Add legacy_text_encoding option to make UTF-8 default

Non UTF-8 platforms are always fragile. There is no way to distinguish the final output is file or terminal or both (tee). User may use en_US.US-ASCII locale from UTF-8 terminal.

Other options:

a. Use UTF-8 always on Unix. os.device_encoding() is not UTF-8 only when PYTHONLEGACYWINDOWSSTDIO is enabled and the fd is Console.

  • Unix users need to use PYTHONIOENCODING when they want to use non UTF-8 stdio.
  • Works very nice with tools using UTF-8 regardless locale (node, rust, Go, Java (>=18), etc…)
  • Don’t work nice with tools using locale encoding when locale is not UTF-8.

b. Do not touch stdio and subprocess.PIPE at all.

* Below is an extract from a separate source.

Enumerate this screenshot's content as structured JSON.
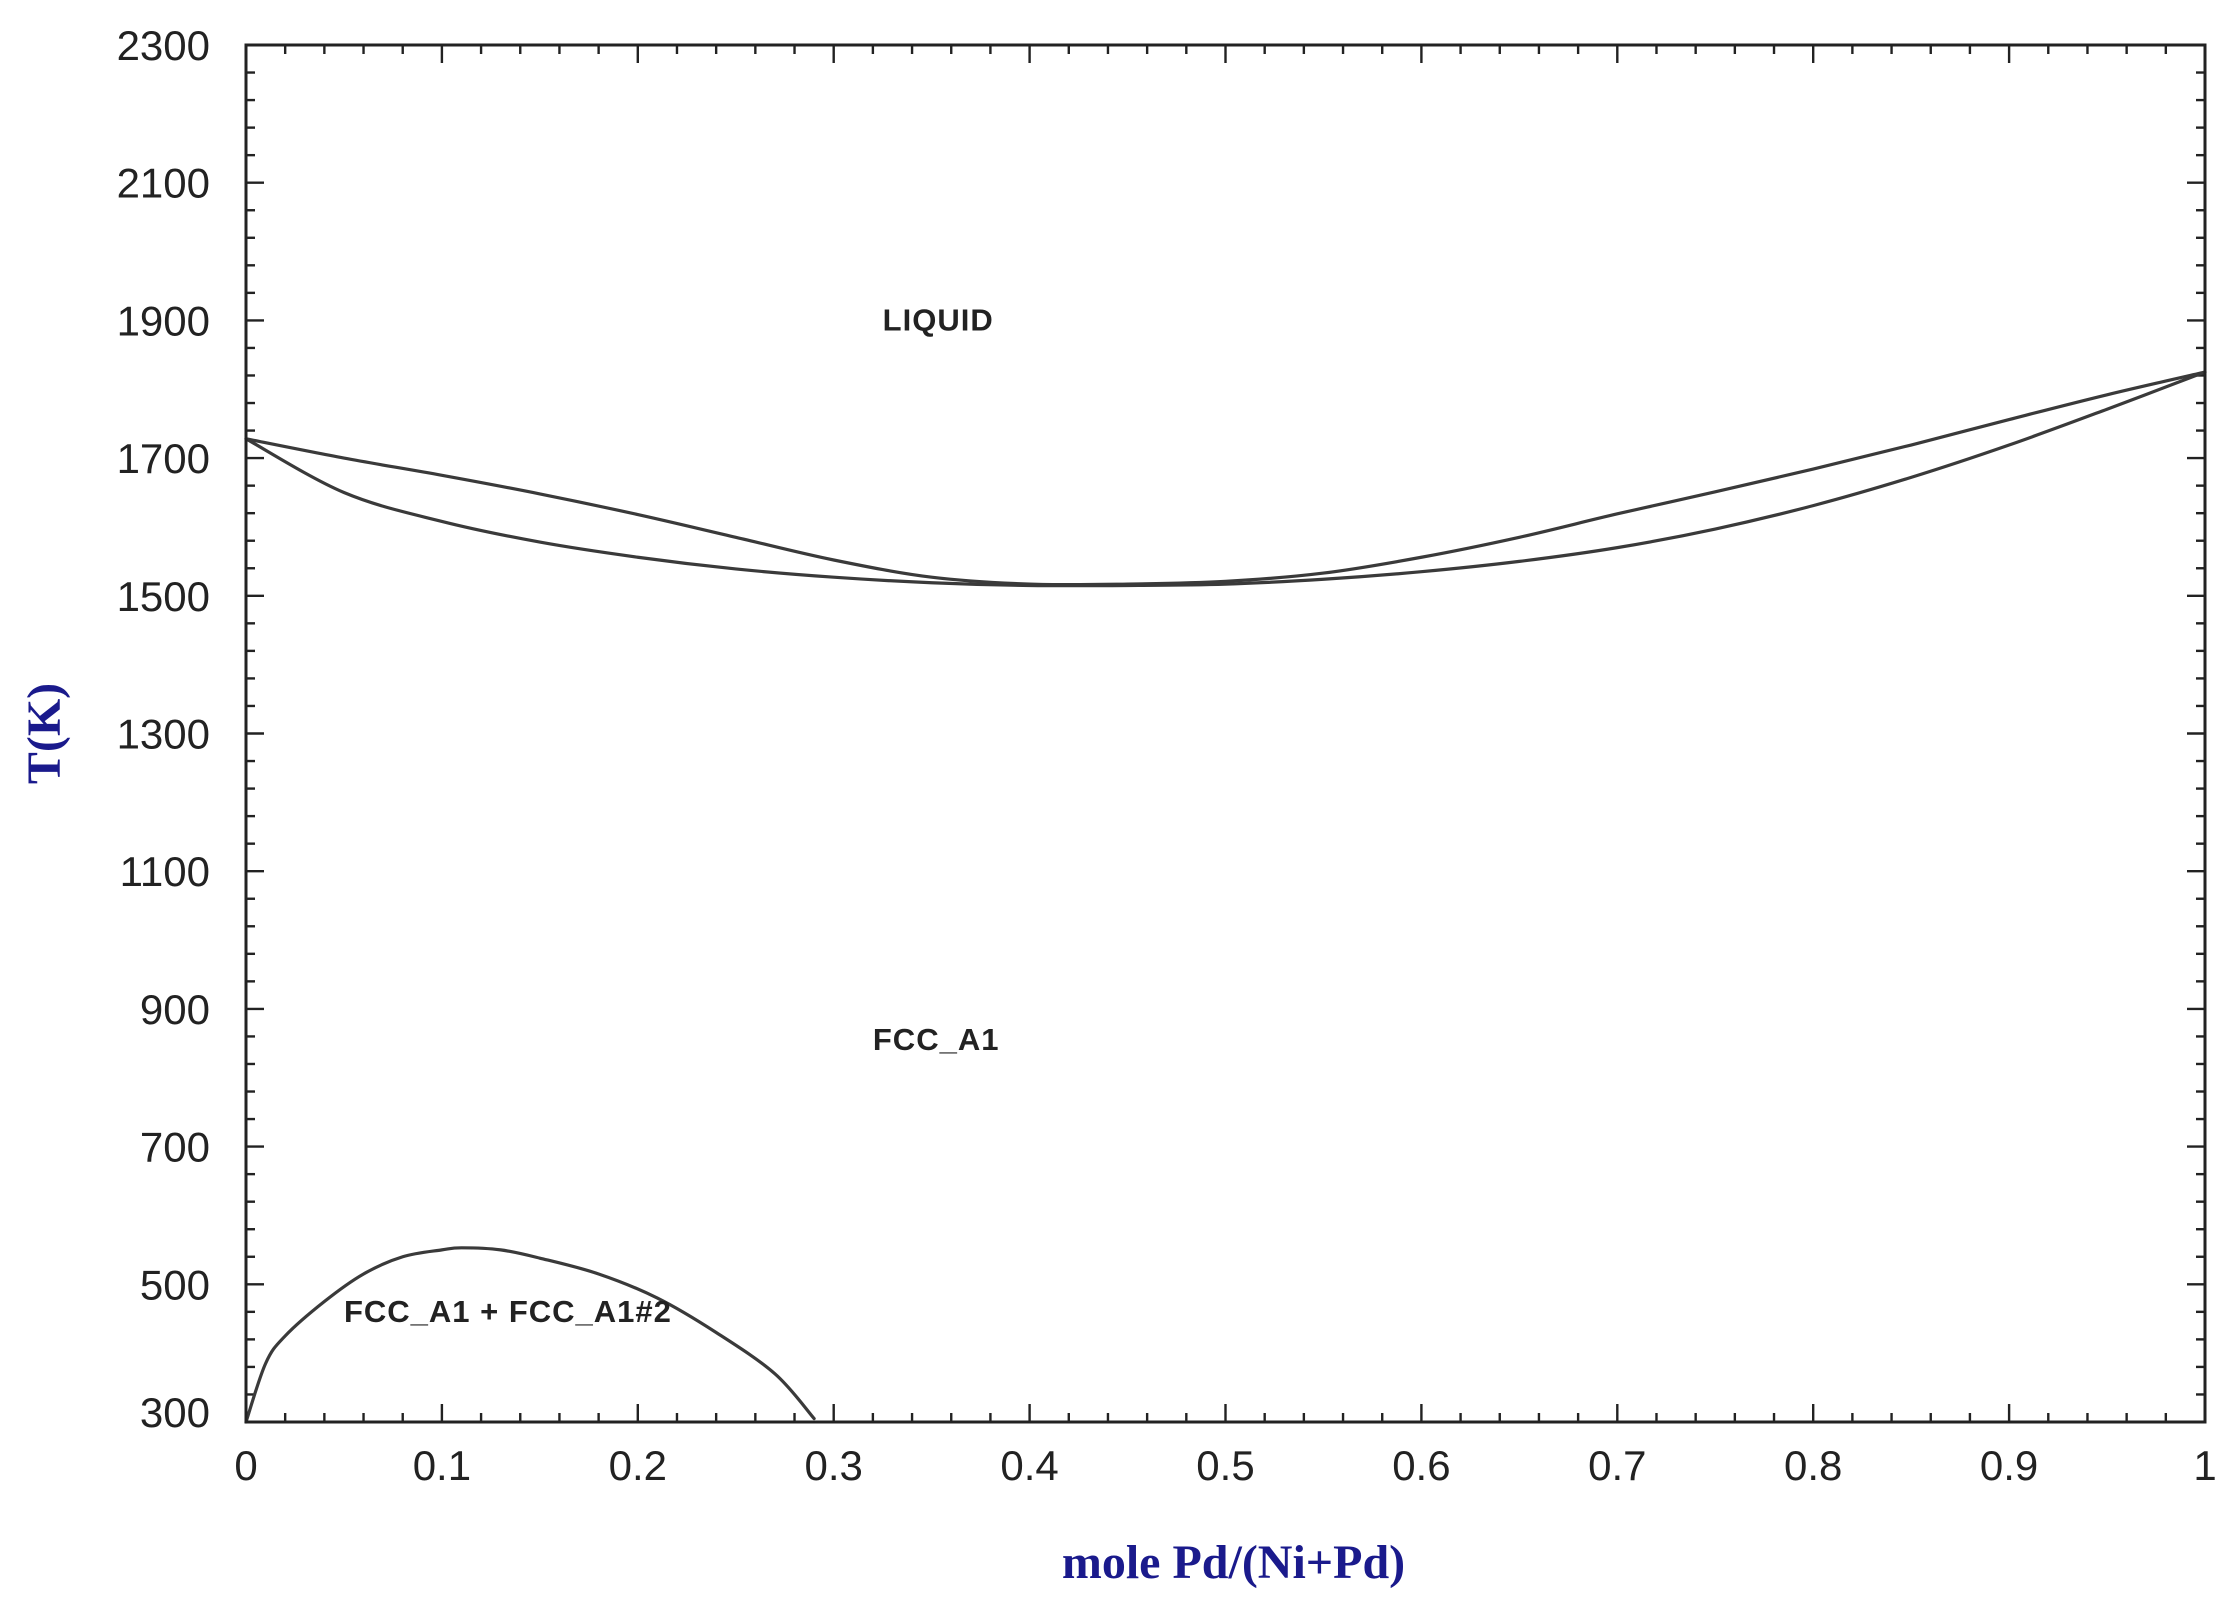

  • somescript.py -o outfile.txt and somescript.py > outfile.txt may use different encoding.
    • It would be confusing for new users…
  • User need to use PYTHONIOENCODING when they want to use UTF-8 stdio. (status quo)
  • Works nice with tools using locale encoding.
  • If we want to change the stdio encoding in the future, another breaking change is required.

Maybe, (b) is the most conservative approach. And that is what I thought when I wrote PEP 597 EncodingWarning…